El caso que comenzó con la búsqueda de una nena de 12 años embarazada producto de un abuso en Santiago del Estero derivó en un escenario mucho más complejo y perturbador. La investigación llevó a la Policía hasta una clínica privada de Villa Ballester, donde finalmente lograron ubicar a la menor, luego de que inicialmente las autoridades del establecimiento negaran su presencia.
De acuerdo a la reconstrucción de los hechos y a información a la que accedió TN, la adolescente cursaba un embarazo avanzado y, de acuerdo a las primeras versiones, ya se había practicado un aborto. A partir de ese dato, la Justicia ordenó un allanamiento durante el fin de semana que terminó con un hallazgo estremecedor: al menos ocho fetos humanos guardados en bolsas dentro del lugar.
Sospechas de abortos tardíos y prácticas irregulares
Con el avance de la investigación y según se sumó al expediente, comenzó a tomar fuerza una de las principales hipótesis judiciales: que en la clínica se realizaban abortos clandestinos en etapas avanzadas del embarazo. Se trataría de procedimientos complejos que requieren condiciones específicas y que, según los investigadores, podrían haberse concentrado en determinados días.

Esta modalidad explicaría la acumulación de restos biológicos encontrados durante el operativo.
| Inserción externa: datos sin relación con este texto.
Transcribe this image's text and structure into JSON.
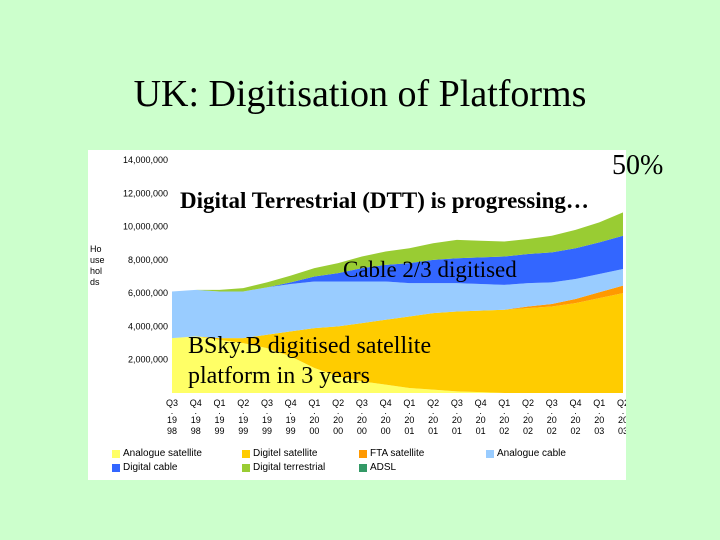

Fuentes del caso señalaron que en la zona el centro médico era conocido por llevar adelante este tipo de prácticas, convocando a varias pacientes en una misma jornada para realizar las intervenciones, generalmente a cargo de un mismo profesional.
Durante el allanamiento también se secuestraron historias clínicas, registros manuscritos y documentación interna que ahora está siendo analizada. Estos elementos podrían ser clave para determinar si se trataba de una práctica habitual y si existía un circuito ilegal dentro de la institución, que formalmente funcionaba como un centro especializado en traumatología.
La otra línea: una posible red de trata
En paralelo, la Justicia no descarta una hipótesis aún más grave: la posible existencia de una red de trata de personas vinculada a la captación de mujeres en situación de vulnerabilidad, incluso menores de edad, y una eventual comercialización de bebés.
Esta línea de investigación se conecta con la intervención de una ONG que habría contactado a la familia de la nena para orientarlos en relación al aborto. Los investigadores buscan determinar si hubo algún tipo de intermediación irregular o si existía un entramado más amplio detrás de estos casos.Como parte de las pericias, se ordenaron estudios de ADN sobre los fetos encontrados, con el objetivo de identificar su origen y establecer posibles vínculos.

Mientras tanto, el Ministerio de Salud de la provincia de Buenos Aires realizó una inspección en la clínica cuyos resultados, en principio, no coinciden con las sospechas más graves. En un comunicado oficial, indicaron que “todos los residuos derivados de los procedimientos se encontraban correctamente dispuestos en bolsas rojas, conforme a la normativa vigente para residuos patogénicos en establecimientos de salud”.
Además, señalaron que se detectaron algunas infracciones menores, como humedad en una sala de cirugía y la falta de una lámpara cialítica, pero aclararon que no son motivos de clausura ni implican la interrupción de las actividades. También recordaron que, según la Ley 27.610, la Interrupción Voluntaria del Embarazo (IVE) puede realizarse hasta la semana 14 inclusive, mientras que a partir de la semana 15 corresponde la Interrupción Legal del Embarazo (ILE) en casos de violación, riesgo de vida o salud, sin límite de edad gestacional.
Fuentes del caso indicaron que la clínica se encuentra habilitada y en regla. Incluso señalaron que los ocho procedimientos realizados durante el fin de semana cuentan con su correspondiente historia clínica, y que uno de ellos sería el de la menor de 12 años.